20mg of Mo₂Adding the C/CdS photocatalyst powder into the sacrificial agent solution in the step (i), and performing ultrasonic treatment for a period of time to uniformly disperse the photocatalyst powder in the sacrificial agent to obtain a pre-decomposition solution;

(iii) photocatalytic water splitting hydrogen production

And (3) placing the pre-decomposition solution in the step (ii) into a reactor, continuously irradiating by using a 300W xenon lamp with an optical filter (lambda is more than or equal to 420nm) in a vacuum environment, and simultaneously cooling the reactor to prevent the reaction liquid from being overheated due to long-time irradiation of the xenon lamp. The generated hydrogen gas is fed to a gas chromatograph for analyzing the amount of hydrogen gas generated.
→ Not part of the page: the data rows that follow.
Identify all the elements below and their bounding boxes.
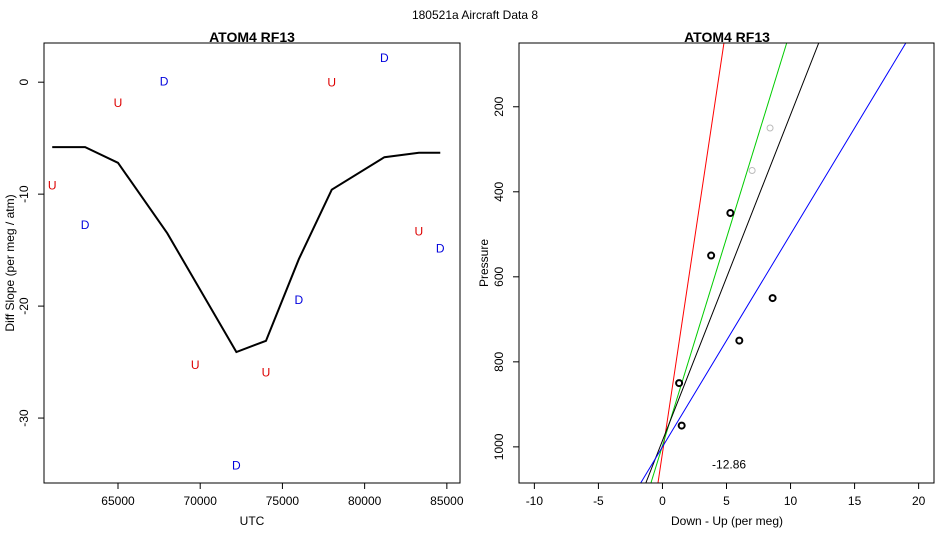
down-marker: D — [160, 75, 169, 89]
fit-line — [640, 43, 907, 483]
left-chart: ATOM4 RF13 65000 70000 75000 80000 85000 0 -1… — [3, 29, 464, 528]
right-y-tick-label: 400 — [492, 181, 506, 201]
right-annotation: -12.86 — [712, 457, 746, 471]
right-y-tick-label: 1000 — [492, 433, 506, 460]
pressure-point — [768, 294, 777, 303]
pressure-point — [677, 421, 686, 430]
right-y-tick-label: 200 — [492, 96, 506, 116]
figure-suptitle: 180521a Aircraft Data 8 — [412, 8, 538, 22]
pressure-point — [748, 167, 756, 175]
left-x-tick-label: 70000 — [184, 494, 218, 508]
right-y-axis-label: Pressure — [477, 239, 491, 287]
left-x-tick-label: 85000 — [430, 494, 464, 508]
up-marker: U — [262, 366, 271, 380]
right-x-tick-label: -10 — [526, 494, 544, 508]
up-marker: U — [415, 225, 424, 239]
down-marker: D — [295, 293, 304, 307]
left-series — [52, 146, 441, 354]
left-x-tick-label: 65000 — [101, 494, 135, 508]
down-marker: D — [380, 51, 389, 65]
down-marker: D — [436, 241, 445, 255]
left-x-tick-label: 75000 — [266, 494, 300, 508]
right-y-axis: 200 400 600 800 1000 — [492, 96, 519, 460]
pressure-point — [766, 124, 774, 132]
down-marker: D — [81, 218, 90, 232]
left-x-tick-label: 80000 — [348, 494, 382, 508]
right-points — [675, 124, 777, 430]
left-y-tick-label: -30 — [17, 409, 31, 427]
pressure-point — [735, 336, 744, 345]
left-series-line — [52, 146, 441, 354]
right-x-axis: -10 -5 0 5 10 15 20 — [526, 482, 926, 508]
up-marker: U — [327, 76, 336, 90]
left-y-tick-label: -20 — [17, 297, 31, 315]
pressure-point — [675, 379, 684, 388]
up-marker: U — [48, 179, 57, 193]
left-y-axis-label: Diff Slope (per meg / atm) — [3, 194, 17, 331]
right-y-tick-label: 600 — [492, 266, 506, 286]
left-chart-title: ATOM4 RF13 — [209, 29, 295, 45]
left-x-axis-label: UTC — [240, 514, 265, 528]
up-marker: U — [191, 358, 200, 372]
pressure-point — [707, 251, 716, 260]
right-x-tick-label: 5 — [723, 494, 730, 508]
up-marker: U — [114, 96, 123, 110]
fit-line — [645, 43, 820, 483]
pressure-point — [726, 209, 735, 218]
right-fit-lines — [640, 43, 907, 483]
fit-line — [657, 43, 725, 483]
right-chart-title: ATOM4 RF13 — [684, 29, 770, 45]
right-x-tick-label: -5 — [593, 494, 604, 508]
left-plot-frame — [43, 42, 461, 484]
left-y-tick-label: 0 — [17, 79, 31, 86]
right-x-tick-label: 20 — [912, 494, 926, 508]
left-y-tick-label: -10 — [17, 185, 31, 203]
right-y-tick-label: 800 — [492, 352, 506, 372]
right-chart: ATOM4 RF13 -10 -5 0 5 10 15 20 200 400 600 800 100… — [477, 29, 935, 528]
fit-line — [650, 43, 788, 483]
right-x-axis-label: Down - Up (per meg) — [671, 514, 783, 528]
right-x-tick-label: 10 — [784, 494, 798, 508]
left-x-axis: 65000 70000 75000 80000 85000 — [101, 482, 464, 508]
right-x-tick-label: 0 — [659, 494, 666, 508]
down-marker: D — [232, 459, 241, 473]
right-plot-frame — [518, 42, 935, 484]
left-y-axis: 0 -10 -20 -30 — [17, 79, 44, 427]
right-x-tick-label: 15 — [848, 494, 862, 508]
Mo obtained in this example as shown in FIGS. 19 and 20₂Scanning electron microscope images of low-power and high-power field emission of C/CdS photocatalyst powder, and Mo prepared by increasing the content of ethylenediamine can be known from the images₂The C/CdS photocatalyst powder can have a CdS nanorod structure with the length of 1-2 μm and the diameter of about 100 nm.

FIG. 21 shows Mo in this example₂The hydrogen production curve of hydrogen production by photocatalytic decomposition of water by the C/CdS photocatalyst shows that the hydrogen production is weaker in the early stage of illumination and gradually tends to linearly increase along with the extension of illumination time.
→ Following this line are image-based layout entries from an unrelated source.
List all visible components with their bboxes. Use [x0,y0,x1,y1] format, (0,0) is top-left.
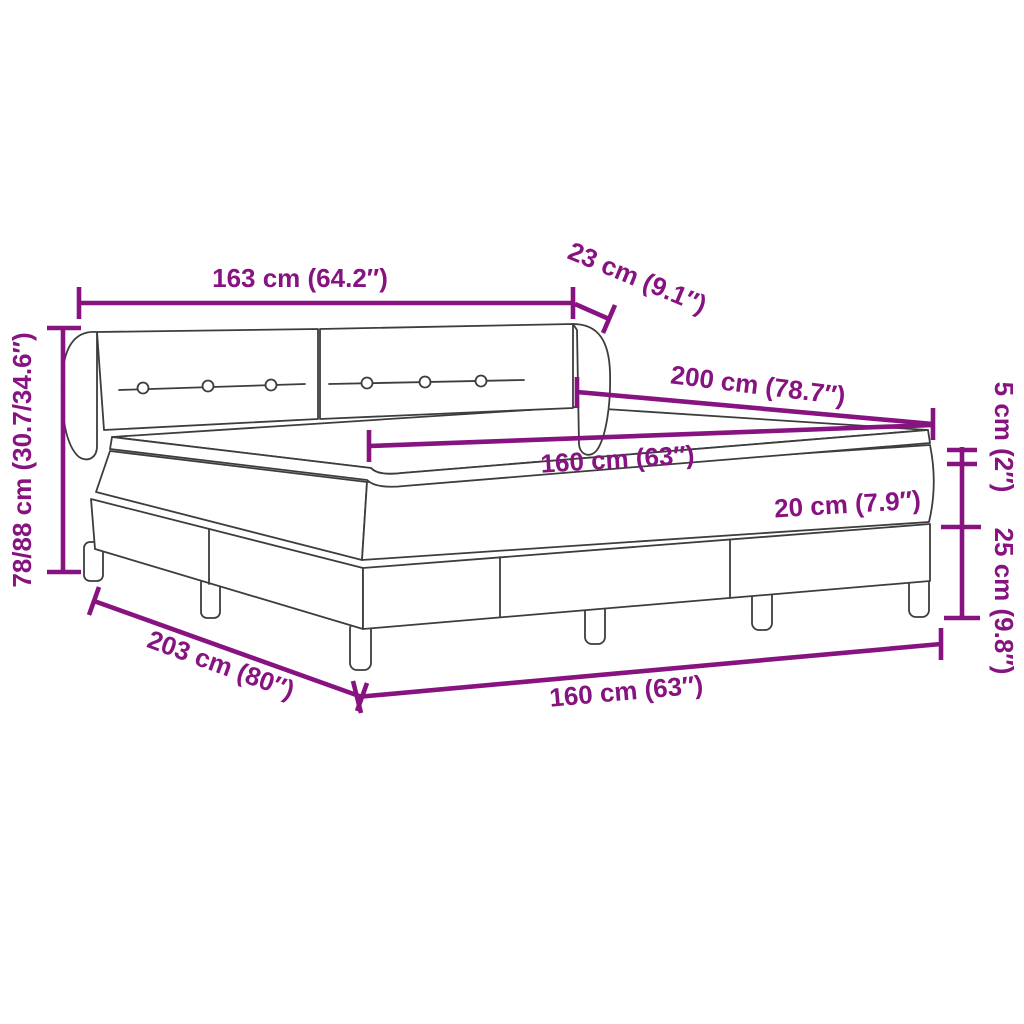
tufting-button [264,378,278,392]
dim-frame-width-bottom: 160 cm (63″) [350,628,944,714]
dim-line [356,641,942,700]
dim-label-topper-height: 5 cm (2″) [989,382,1019,493]
dim-line [368,422,934,449]
headboard-left-wing [60,331,98,461]
dim-line [574,301,610,322]
dim-label: 78/88 cm (30.7/34.6″) [7,332,37,587]
dim-total-height: 78/88 cm (30.7/34.6″) [7,325,81,588]
headboard-panel-right [319,323,574,420]
headboard-right-wing [572,323,612,456]
topper-edge-band [109,429,931,488]
dim-tick [86,586,102,616]
bed-leg [83,541,104,582]
dim-headboard-width: 163 cm (64.2″) [76,263,576,319]
headboard-panel-left [96,328,319,431]
dim-headboard-depth: 23 cm (9.1″) [564,236,711,334]
tufting-button [201,379,215,393]
dim-line [576,389,934,427]
tufting-button [418,375,432,389]
tufting-button [474,374,488,388]
tufting-button [136,381,150,395]
dim-line [93,598,363,700]
bed-legs [83,541,930,671]
dim-tick [600,304,618,334]
headboard [60,323,612,461]
tufting-button [360,376,374,390]
dim-right-height-bracket: 5 cm (2″) 25 cm (9.8″) [941,382,1019,675]
frame-front-face [362,523,931,630]
dim-tick [350,680,364,714]
dim-label: 163 cm (64.2″) [212,263,388,293]
bed-frame [90,498,931,630]
dim-label-frame-height: 25 cm (9.8″) [989,528,1019,675]
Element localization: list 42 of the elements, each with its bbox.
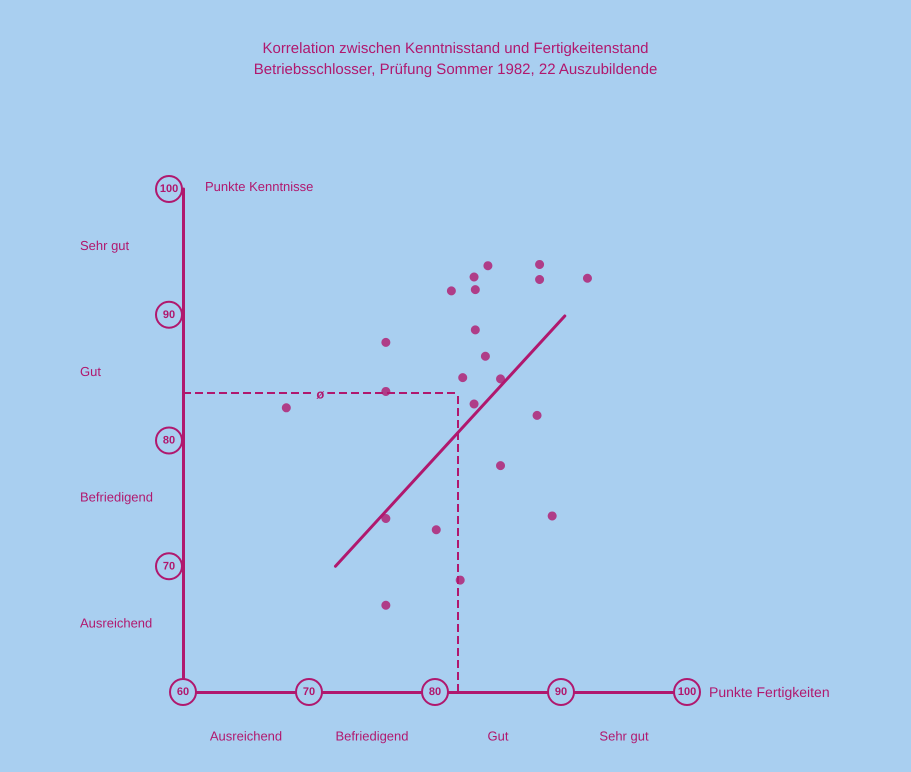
point xyxy=(470,272,479,282)
y-tick-label: 70 xyxy=(162,560,176,572)
point xyxy=(282,403,291,412)
y-axis-title: Punkte Kenntnisse xyxy=(205,179,314,194)
point xyxy=(470,285,480,294)
point xyxy=(381,338,390,347)
text: Gut xyxy=(488,728,509,744)
point xyxy=(532,410,542,420)
ref-line-label: ø xyxy=(316,386,324,402)
y-tick-label: 100 xyxy=(160,183,178,195)
point xyxy=(446,286,456,296)
point xyxy=(470,400,479,409)
text: Ausreichend xyxy=(210,728,282,744)
x-axis-title: Punkte Fertigkeiten xyxy=(709,684,830,700)
point xyxy=(480,352,490,361)
x-tick-label: 70 xyxy=(302,686,316,698)
text: Befriedigend xyxy=(80,490,153,505)
x-tick-label: 80 xyxy=(428,686,442,698)
text: Ausreichend xyxy=(80,615,152,630)
point xyxy=(483,261,492,270)
x-tick-label: 100 xyxy=(678,686,696,698)
text: Befriedigend xyxy=(336,728,408,744)
point xyxy=(535,275,544,284)
point xyxy=(535,260,544,269)
point xyxy=(548,511,557,520)
x-tick-label: 60 xyxy=(176,686,190,698)
y-tick-label: 80 xyxy=(162,434,176,446)
y-tick-label: 90 xyxy=(162,308,176,321)
point xyxy=(582,274,592,283)
point xyxy=(470,325,480,334)
text: Gut xyxy=(80,364,102,379)
point xyxy=(496,374,506,384)
point xyxy=(381,600,390,610)
text: Sehr gut xyxy=(80,238,130,254)
text: Sehr gut xyxy=(599,728,649,744)
chart-title: Korrelation zwischen Kenntnisstand und Fertigkeitenstand xyxy=(262,40,649,57)
chart-subtitle: Betriebsschlosser, Prüfung Sommer 1982, 22 Auszubildende xyxy=(254,61,658,78)
x-tick-label: 90 xyxy=(554,686,568,698)
point xyxy=(496,461,506,470)
point xyxy=(458,373,468,382)
point xyxy=(432,525,441,534)
point xyxy=(381,514,390,523)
Example 7 differs from example 1 in that: the addition amount of the ethylenediamine is increased, and the prepared Mo₂The shape of the C/CdS photocatalyst powder has a CdS nanorod structure with the length of 1-2 mu m and the diameter of about 100nm, and the structure influences the hydrogen evolution performance from hydrogen evolution data.

FIG. 22 shows Mo obtained in example 1 of the present invention₂The C/CdS photocatalyst powder is stripped off after ultrasonic treatmentThe transmission electron microscope image of CdS nano-particles shows that Mo prepared in the embodiment₂CdS in the C/CdS photocatalyst has a nanorod structure with the length of 200-300 nm and the diameter of 40-50 nm.
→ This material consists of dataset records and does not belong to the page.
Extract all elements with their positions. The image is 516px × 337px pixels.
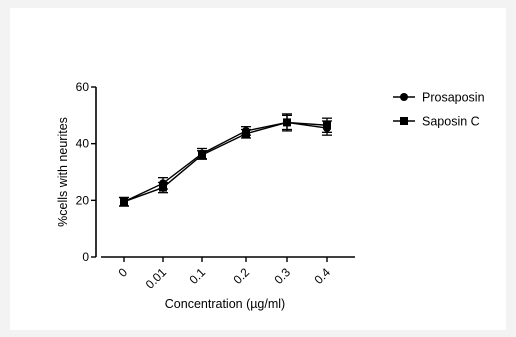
- y-tick-label: 40: [76, 137, 90, 151]
- legend-marker: [400, 117, 408, 125]
- legend-label: Prosaposin: [422, 91, 485, 105]
- axes: [91, 86, 355, 262]
- x-tick-label: 0.3: [271, 265, 293, 287]
- y-axis-title: %cells with neurites: [56, 117, 70, 227]
- series-layer: [119, 113, 332, 207]
- y-tick-label: 20: [76, 193, 90, 207]
- x-tick-label: 0.4: [311, 265, 333, 287]
- y-tick-label: 0: [82, 250, 89, 264]
- legend-item-prosaposin: Prosaposin: [393, 91, 485, 105]
- y-tick-label: 60: [76, 80, 90, 94]
- x-axis-title: Concentration (µg/ml): [165, 297, 285, 311]
- series-line: [123, 121, 328, 203]
- legend: Prosaposin Saposin C: [393, 91, 485, 129]
- series-saposin-c: [119, 114, 332, 207]
- x-tick-label: 0.1: [186, 265, 208, 287]
- legend-item-saposin-c: Saposin C: [393, 115, 480, 129]
- data-point: [323, 121, 331, 130]
- series-line: [123, 121, 328, 203]
- legend-marker: [400, 93, 408, 101]
- x-tick-label: 0: [115, 265, 130, 280]
- legend-label: Saposin C: [422, 115, 480, 129]
- data-point: [159, 183, 167, 192]
- x-tick-label: 0.01: [143, 265, 170, 292]
- data-point: [242, 129, 250, 138]
- chart-panel: [10, 8, 506, 330]
- y-tick-labels: 0 20 40 60: [76, 80, 90, 264]
- x-tick-label: 0.2: [230, 265, 252, 287]
- data-point: [120, 197, 128, 206]
- x-tick-labels: 0 0.01 0.1 0.2 0.3 0.4: [115, 265, 333, 292]
- data-point: [198, 151, 206, 159]
- data-point: [283, 118, 291, 127]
The above description is only a preferred embodiment of the present invention and is not intended to limit the present invention, and various modifications and changes may be made by those skilled in the art. Any modification, equivalent replacement, or improvement made within the spirit and principle of the present invention should be included in the protection scope of the present invention.